Pour résister à la répression, le NSEU doit lancer un appel général au reste de la classe ouvrière. La puissance du mouvement ouvrier sud-coréen s’est révélée en 2021 avec la grève appelée par la KCTU, qui a vu 550 000 travailleurs quitter le syndicat. La colère et le mécontentement sont profonds dans toute la société.
Le NSEU représente une section extrêmement puissante de la classe ouvrière sud-coréenne, qui a le pouvoir de paralyser le secteur le plus important de l’économie. Il est parfaitement placé pour donner l’exemple à toute la classe. En tendant la main aux travailleurs d’autres secteurs et en les orientant dans une lutte commune, il peut présenter une puissante palissade contre les forces répressives de l’État et paralyser l’ensemble de la société.

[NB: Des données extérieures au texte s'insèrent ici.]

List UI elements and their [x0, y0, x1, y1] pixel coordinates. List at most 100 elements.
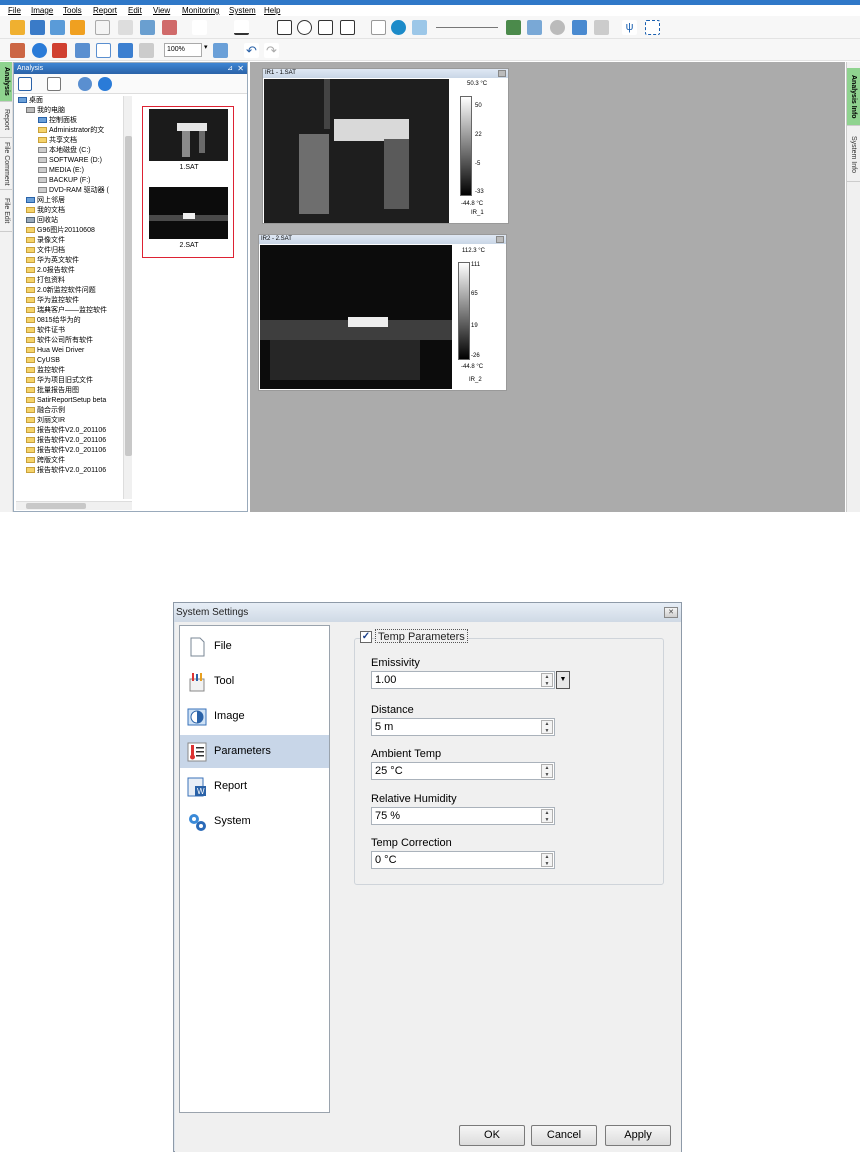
sort-icon[interactable] [47, 77, 61, 91]
record-icon[interactable] [550, 20, 565, 35]
thumbnail-image-1[interactable] [149, 109, 228, 161]
close-icon[interactable] [496, 236, 504, 243]
spin-buttons[interactable]: ▲ ▼ [541, 673, 553, 687]
menu-system[interactable]: System [229, 5, 256, 16]
menu-edit[interactable]: Edit [128, 5, 142, 16]
zoom-fit-icon[interactable] [213, 43, 228, 58]
tree-item[interactable]: G96图片20110608 [26, 226, 95, 235]
nav-item-report[interactable]: W Report [180, 770, 329, 803]
redo-icon[interactable]: ↷ [264, 43, 279, 58]
tree-item[interactable]: 本地磁盘 (C:) [38, 146, 91, 155]
tree-item[interactable]: 2.0新监控软件问题 [26, 286, 96, 295]
menu-image[interactable]: Image [31, 5, 53, 16]
zoom-select[interactable]: 100% [164, 43, 202, 57]
close-icon[interactable]: ✕ [237, 63, 244, 74]
tab-file-edit[interactable]: File Edit [0, 190, 12, 232]
spin-up-icon[interactable]: ▲ [542, 810, 552, 817]
spin-up-icon[interactable]: ▲ [542, 765, 552, 772]
polygon-tool-icon[interactable] [340, 20, 355, 35]
tree-item[interactable]: 报告软件V2.0_201106 [26, 426, 106, 435]
tree-item[interactable]: Hua Wei Driver [26, 346, 84, 355]
menu-help[interactable]: Help [264, 5, 280, 16]
isotherm-icon[interactable] [391, 20, 406, 35]
usb-icon[interactable]: ψ [622, 20, 637, 35]
export-icon[interactable] [118, 20, 133, 35]
tree-item[interactable]: 2.0报告软件 [26, 266, 75, 275]
tree-horizontal-scrollbar[interactable] [16, 501, 132, 510]
relative-humidity-field[interactable]: 75 % ▲ ▼ [371, 807, 555, 825]
tree-item[interactable]: 刘丽文IR [26, 416, 65, 425]
tree-item[interactable]: 批量报告用图 [26, 386, 79, 395]
tree-item[interactable]: DVD-RAM 驱动器 ( [38, 186, 109, 195]
scroll-thumb[interactable] [125, 136, 132, 456]
chart-icon[interactable] [10, 43, 25, 58]
play-icon[interactable] [70, 20, 85, 35]
spin-up-icon[interactable]: ▲ [542, 721, 552, 728]
open-folder-icon[interactable] [10, 20, 25, 35]
spin-buttons[interactable]: ▲ ▼ [541, 720, 553, 734]
circle-tool-icon[interactable] [297, 20, 312, 35]
tree-item[interactable]: 软件证书 [26, 326, 65, 335]
ir-window-2[interactable]: IR2 - 2.SAT 112.3 °C 111 65 19 -26 -44.8… [258, 234, 507, 391]
menu-file[interactable]: File [8, 5, 21, 16]
save-all-icon[interactable] [50, 20, 65, 35]
distance-field[interactable]: 5 m ▲ ▼ [371, 718, 555, 736]
spin-down-icon[interactable]: ▼ [542, 861, 552, 868]
apply-button[interactable]: Apply [605, 1125, 671, 1146]
tree-item[interactable]: 华为监控软件 [26, 296, 79, 305]
temp-correction-field[interactable]: 0 °C ▲ ▼ [371, 851, 555, 869]
tab-file-comment[interactable]: File Comment [0, 138, 12, 190]
scroll-thumb[interactable] [26, 503, 86, 509]
palette-icon[interactable] [162, 20, 177, 35]
undo-icon[interactable]: ↶ [244, 43, 259, 58]
save-icon[interactable] [30, 20, 45, 35]
tree-item[interactable]: 监控软件 [26, 366, 65, 375]
tree-item[interactable]: 瑞典客户——监控软件 [26, 306, 107, 315]
spin-buttons[interactable]: ▲ ▼ [541, 809, 553, 823]
histogram-icon[interactable] [412, 20, 427, 35]
grid-icon[interactable] [96, 43, 111, 58]
nav-item-image[interactable]: Image [180, 700, 329, 733]
tree-item[interactable]: 文件归档 [26, 246, 65, 255]
tree-item[interactable]: CyUSB [26, 356, 60, 365]
tree-item[interactable]: BACKUP (F:) [38, 176, 91, 185]
tree-item[interactable]: 共享文档 [38, 136, 77, 145]
tree-item[interactable]: 跨版文件 [26, 456, 65, 465]
tree-item[interactable]: 报告软件V2.0_201106 [26, 446, 106, 455]
close-icon[interactable] [498, 70, 506, 77]
spin-up-icon[interactable]: ▲ [542, 854, 552, 861]
nav-item-file[interactable]: File [180, 630, 329, 663]
cursor-icon[interactable] [192, 20, 207, 35]
image-icon[interactable] [140, 20, 155, 35]
close-icon[interactable]: ✕ [664, 607, 678, 618]
pin-icon[interactable]: ⊿ [227, 63, 233, 74]
gear-icon[interactable] [98, 77, 112, 91]
rectangle-tool-icon[interactable] [318, 20, 333, 35]
spin-buttons[interactable]: ▲ ▼ [541, 764, 553, 778]
tree-item[interactable]: 我的文档 [26, 206, 65, 215]
color-bar-icon[interactable] [52, 43, 67, 58]
menu-view[interactable]: View [153, 5, 170, 16]
comment-icon[interactable] [118, 43, 133, 58]
nav-item-system[interactable]: System [180, 805, 329, 838]
ok-button[interactable]: OK [459, 1125, 525, 1146]
tree-item[interactable]: 控制面板 [38, 116, 77, 125]
tree-item[interactable]: 录像文件 [26, 236, 65, 245]
tree-vertical-scrollbar[interactable] [123, 96, 132, 499]
ir-image-1[interactable] [264, 79, 449, 223]
tree-item[interactable]: 网上邻居 [26, 196, 65, 205]
tab-analysis-info[interactable]: Analysis Info [847, 68, 860, 126]
tree-item[interactable]: SatirReportSetup beta [26, 396, 106, 405]
spin-buttons[interactable]: ▲ ▼ [541, 853, 553, 867]
tree-item[interactable]: 报告软件V2.0_201106 [26, 436, 106, 445]
tree-item[interactable]: 报告软件V2.0_201106 [26, 466, 106, 475]
spin-down-icon[interactable]: ▼ [542, 681, 552, 688]
polyline-tool-icon[interactable] [277, 20, 292, 35]
tree-item[interactable]: 桌面 [18, 96, 43, 105]
spin-down-icon[interactable]: ▼ [542, 817, 552, 824]
search-icon[interactable] [78, 77, 92, 91]
new-document-icon[interactable] [95, 20, 110, 35]
settings-disabled-icon[interactable] [139, 43, 154, 58]
contrast-icon[interactable] [32, 43, 47, 58]
tree-item[interactable]: 华为项目旧式文件 [26, 376, 93, 385]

Ce qu’il faut en fin de compte, c’est une direction révolutionnaire de la classe ouvrière, armée d’un programme socialiste sans compromis, capable de déchaîner la fureur qui couve dans la société sud-coréenne et de rassembler ces luttes dans un assaut commun pour renverser Yoon, les méga-entreprises et le système capitaliste dans son ensemble.